How nice to have an opportunity to relay news of library interest unrelated to publishers’ license terms!
In an opinion piece in The Hill, ACLU Senior Legislative Counsel Kate Ruane argues for changes in a proposed piece of legislation:
Congress is currently considering legislation that would allow copyright holders to bring smaller cases defending their works from copyright infringers without some of the prohibitive costs of going to federal court. It’s a smart idea that many in the creative community have made clear is long overdue. At the ACLU, we agree. However, the specific legislation Congress has drawn up to achieve this – the Copyright Alternative in Small-Claims Enforcement Act (CASE Act) -- has significant design flaws that undermine free speech online and our due process rights. We’re urging lawmakers to make some changes
Ruane explains that the law would create a board with too much power:
The current proposal creates a new government body, the Copyright Claims Board (CCB) . . . to resolve certain copyright claims and counterclaims. As currently constructed, CCB would have the last and final word for nearly all cases and neither the copyright holder nor the alleged infringer could appeal the board’s decision in court, except in very limited circumstances. . . . Individuals fairly using copyrighted work, or those using it unknowingly — like kids posting videos of themselves on YouTube dancing to the latest Cardi B song — could be forced to pay up to $30,000 for those mistakes.

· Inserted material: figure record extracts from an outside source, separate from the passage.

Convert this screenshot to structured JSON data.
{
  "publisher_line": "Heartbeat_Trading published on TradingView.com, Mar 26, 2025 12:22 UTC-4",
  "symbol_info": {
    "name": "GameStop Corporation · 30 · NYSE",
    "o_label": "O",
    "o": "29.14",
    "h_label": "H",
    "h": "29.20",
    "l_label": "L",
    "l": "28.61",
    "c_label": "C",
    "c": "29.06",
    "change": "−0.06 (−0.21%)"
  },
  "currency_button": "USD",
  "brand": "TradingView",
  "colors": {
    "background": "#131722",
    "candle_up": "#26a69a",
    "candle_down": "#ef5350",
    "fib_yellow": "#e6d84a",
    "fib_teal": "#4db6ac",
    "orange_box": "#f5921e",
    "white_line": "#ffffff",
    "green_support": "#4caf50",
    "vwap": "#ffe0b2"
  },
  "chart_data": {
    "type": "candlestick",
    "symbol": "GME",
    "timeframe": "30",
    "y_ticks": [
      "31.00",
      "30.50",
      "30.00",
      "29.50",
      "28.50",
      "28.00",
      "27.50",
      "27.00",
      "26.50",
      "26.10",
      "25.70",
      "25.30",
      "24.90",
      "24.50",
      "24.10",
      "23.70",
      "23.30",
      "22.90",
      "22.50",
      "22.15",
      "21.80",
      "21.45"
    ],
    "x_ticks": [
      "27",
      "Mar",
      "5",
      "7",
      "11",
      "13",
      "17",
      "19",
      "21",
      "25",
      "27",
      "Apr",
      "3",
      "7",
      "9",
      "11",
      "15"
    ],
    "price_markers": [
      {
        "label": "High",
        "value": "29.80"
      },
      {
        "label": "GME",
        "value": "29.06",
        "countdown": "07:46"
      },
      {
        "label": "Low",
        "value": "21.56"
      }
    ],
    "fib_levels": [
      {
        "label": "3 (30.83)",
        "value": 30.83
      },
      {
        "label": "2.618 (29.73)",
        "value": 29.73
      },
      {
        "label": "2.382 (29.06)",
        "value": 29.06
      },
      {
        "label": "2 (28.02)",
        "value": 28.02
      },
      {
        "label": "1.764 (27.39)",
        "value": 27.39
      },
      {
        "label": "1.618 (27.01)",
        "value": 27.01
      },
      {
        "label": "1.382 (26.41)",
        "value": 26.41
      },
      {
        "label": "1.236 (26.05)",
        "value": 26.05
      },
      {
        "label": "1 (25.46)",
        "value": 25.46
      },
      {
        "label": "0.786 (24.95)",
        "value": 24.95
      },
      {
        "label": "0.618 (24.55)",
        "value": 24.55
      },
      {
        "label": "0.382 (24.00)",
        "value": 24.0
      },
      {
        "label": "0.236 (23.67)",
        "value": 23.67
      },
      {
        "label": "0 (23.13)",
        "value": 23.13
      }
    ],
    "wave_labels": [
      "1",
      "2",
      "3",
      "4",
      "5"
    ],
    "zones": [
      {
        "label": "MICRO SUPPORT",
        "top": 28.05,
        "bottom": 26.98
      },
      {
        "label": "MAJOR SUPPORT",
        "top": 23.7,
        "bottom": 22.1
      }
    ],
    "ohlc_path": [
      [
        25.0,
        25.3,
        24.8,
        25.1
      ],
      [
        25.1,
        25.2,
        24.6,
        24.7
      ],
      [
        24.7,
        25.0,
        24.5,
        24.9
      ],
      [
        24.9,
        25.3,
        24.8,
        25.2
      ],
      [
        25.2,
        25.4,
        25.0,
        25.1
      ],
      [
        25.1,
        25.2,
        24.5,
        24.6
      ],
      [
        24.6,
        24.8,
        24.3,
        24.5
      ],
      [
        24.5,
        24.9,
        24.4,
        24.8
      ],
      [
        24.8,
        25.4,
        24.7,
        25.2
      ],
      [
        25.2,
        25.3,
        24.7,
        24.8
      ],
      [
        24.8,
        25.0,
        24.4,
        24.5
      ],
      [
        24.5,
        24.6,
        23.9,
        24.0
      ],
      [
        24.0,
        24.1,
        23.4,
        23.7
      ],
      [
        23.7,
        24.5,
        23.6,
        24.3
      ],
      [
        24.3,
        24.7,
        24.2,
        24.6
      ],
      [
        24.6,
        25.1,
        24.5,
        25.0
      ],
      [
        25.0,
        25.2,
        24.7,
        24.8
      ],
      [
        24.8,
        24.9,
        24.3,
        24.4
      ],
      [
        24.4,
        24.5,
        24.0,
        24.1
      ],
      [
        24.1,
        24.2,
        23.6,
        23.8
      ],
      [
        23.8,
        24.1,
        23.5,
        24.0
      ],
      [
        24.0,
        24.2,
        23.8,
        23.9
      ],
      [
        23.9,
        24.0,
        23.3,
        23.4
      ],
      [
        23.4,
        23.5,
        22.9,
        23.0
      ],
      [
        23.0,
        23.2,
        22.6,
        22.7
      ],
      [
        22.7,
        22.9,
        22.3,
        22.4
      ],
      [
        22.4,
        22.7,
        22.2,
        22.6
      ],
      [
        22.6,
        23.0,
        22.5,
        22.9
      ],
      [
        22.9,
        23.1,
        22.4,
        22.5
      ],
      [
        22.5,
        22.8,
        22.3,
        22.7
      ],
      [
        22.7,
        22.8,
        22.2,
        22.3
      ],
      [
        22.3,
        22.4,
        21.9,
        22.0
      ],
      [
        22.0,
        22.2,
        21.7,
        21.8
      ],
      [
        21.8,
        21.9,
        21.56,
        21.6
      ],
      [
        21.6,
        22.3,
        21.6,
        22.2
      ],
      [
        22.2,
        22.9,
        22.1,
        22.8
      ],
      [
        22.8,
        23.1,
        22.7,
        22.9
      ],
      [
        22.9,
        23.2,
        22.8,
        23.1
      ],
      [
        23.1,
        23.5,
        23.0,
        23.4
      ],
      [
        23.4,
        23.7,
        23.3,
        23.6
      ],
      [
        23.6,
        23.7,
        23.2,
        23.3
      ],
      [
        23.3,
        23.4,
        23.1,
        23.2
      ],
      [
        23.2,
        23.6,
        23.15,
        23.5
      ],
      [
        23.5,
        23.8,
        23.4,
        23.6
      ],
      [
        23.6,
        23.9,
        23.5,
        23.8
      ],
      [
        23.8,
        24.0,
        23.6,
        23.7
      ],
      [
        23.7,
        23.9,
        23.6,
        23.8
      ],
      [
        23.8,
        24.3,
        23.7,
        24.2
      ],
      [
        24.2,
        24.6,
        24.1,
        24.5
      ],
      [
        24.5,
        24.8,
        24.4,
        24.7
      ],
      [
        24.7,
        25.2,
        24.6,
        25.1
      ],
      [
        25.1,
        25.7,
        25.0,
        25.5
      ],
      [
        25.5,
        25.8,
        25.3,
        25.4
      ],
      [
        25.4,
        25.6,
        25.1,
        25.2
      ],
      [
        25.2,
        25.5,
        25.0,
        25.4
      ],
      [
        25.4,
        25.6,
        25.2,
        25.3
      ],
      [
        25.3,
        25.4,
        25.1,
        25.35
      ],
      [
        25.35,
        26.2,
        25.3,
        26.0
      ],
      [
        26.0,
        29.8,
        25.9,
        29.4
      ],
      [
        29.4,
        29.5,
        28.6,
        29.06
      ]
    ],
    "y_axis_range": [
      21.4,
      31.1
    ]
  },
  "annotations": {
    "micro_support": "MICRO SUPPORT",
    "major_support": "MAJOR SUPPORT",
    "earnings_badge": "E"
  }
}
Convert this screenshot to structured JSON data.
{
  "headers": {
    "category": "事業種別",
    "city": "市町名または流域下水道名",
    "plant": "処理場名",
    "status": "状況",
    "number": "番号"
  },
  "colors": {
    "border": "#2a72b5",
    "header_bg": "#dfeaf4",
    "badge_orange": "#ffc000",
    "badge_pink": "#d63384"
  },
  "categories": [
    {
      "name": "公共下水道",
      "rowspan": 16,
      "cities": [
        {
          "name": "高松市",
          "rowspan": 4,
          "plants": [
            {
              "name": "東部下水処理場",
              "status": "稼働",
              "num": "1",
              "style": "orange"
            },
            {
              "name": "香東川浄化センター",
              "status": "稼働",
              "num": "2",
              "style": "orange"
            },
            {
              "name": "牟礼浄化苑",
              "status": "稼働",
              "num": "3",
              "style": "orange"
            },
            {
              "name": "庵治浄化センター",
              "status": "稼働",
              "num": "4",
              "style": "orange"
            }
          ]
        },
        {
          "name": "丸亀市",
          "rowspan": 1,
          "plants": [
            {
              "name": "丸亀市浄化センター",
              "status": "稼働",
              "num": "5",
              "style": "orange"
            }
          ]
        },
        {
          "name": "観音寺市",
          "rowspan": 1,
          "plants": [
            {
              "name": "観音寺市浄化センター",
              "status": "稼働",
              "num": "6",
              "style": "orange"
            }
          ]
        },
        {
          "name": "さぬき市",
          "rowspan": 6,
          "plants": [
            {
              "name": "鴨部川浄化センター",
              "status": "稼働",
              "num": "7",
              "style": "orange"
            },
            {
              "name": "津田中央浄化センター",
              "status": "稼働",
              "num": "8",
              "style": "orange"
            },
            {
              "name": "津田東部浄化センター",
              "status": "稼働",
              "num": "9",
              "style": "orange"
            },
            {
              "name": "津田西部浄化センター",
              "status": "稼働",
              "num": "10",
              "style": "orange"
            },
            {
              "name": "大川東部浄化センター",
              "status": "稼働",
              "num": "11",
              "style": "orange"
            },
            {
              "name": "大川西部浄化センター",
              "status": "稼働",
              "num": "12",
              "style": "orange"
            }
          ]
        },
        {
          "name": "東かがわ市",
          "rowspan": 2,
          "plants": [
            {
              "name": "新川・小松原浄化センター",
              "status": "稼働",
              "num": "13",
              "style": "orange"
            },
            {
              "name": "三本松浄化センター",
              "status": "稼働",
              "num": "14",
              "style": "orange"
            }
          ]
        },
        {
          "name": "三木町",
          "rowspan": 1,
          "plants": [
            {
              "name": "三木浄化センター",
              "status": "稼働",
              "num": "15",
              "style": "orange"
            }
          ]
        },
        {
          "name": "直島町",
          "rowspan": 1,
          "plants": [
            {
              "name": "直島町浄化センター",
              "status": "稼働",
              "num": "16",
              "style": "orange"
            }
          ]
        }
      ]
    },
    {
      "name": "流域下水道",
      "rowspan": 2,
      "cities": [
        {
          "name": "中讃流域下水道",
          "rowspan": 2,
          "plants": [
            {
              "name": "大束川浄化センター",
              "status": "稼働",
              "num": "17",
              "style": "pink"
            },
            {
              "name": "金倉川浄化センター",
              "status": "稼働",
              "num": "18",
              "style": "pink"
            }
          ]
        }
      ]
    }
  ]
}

Ruane documents how the DCMA has in many cases been used improperly to censor speech. “In the case of the DMCA, alleged misuse means censorship. But the legislation currently under consideration increases the stakes. Speech alleged to be infringing wouldn’t just be censored — it could result in a $30,000 penalty. That’s enough to bankrupt the average American household.”
RF cheers on the ACLU’s efforts to change in the legislation. Libraries wouldn’t likely be affected often, though it is not impossible that some social media efforts might inadvertently be. But it is a fundamental library value to allow for as much speech as possible that does not infringe. Libraries should support this ACLU effort. Thank you, Ms. Ruane!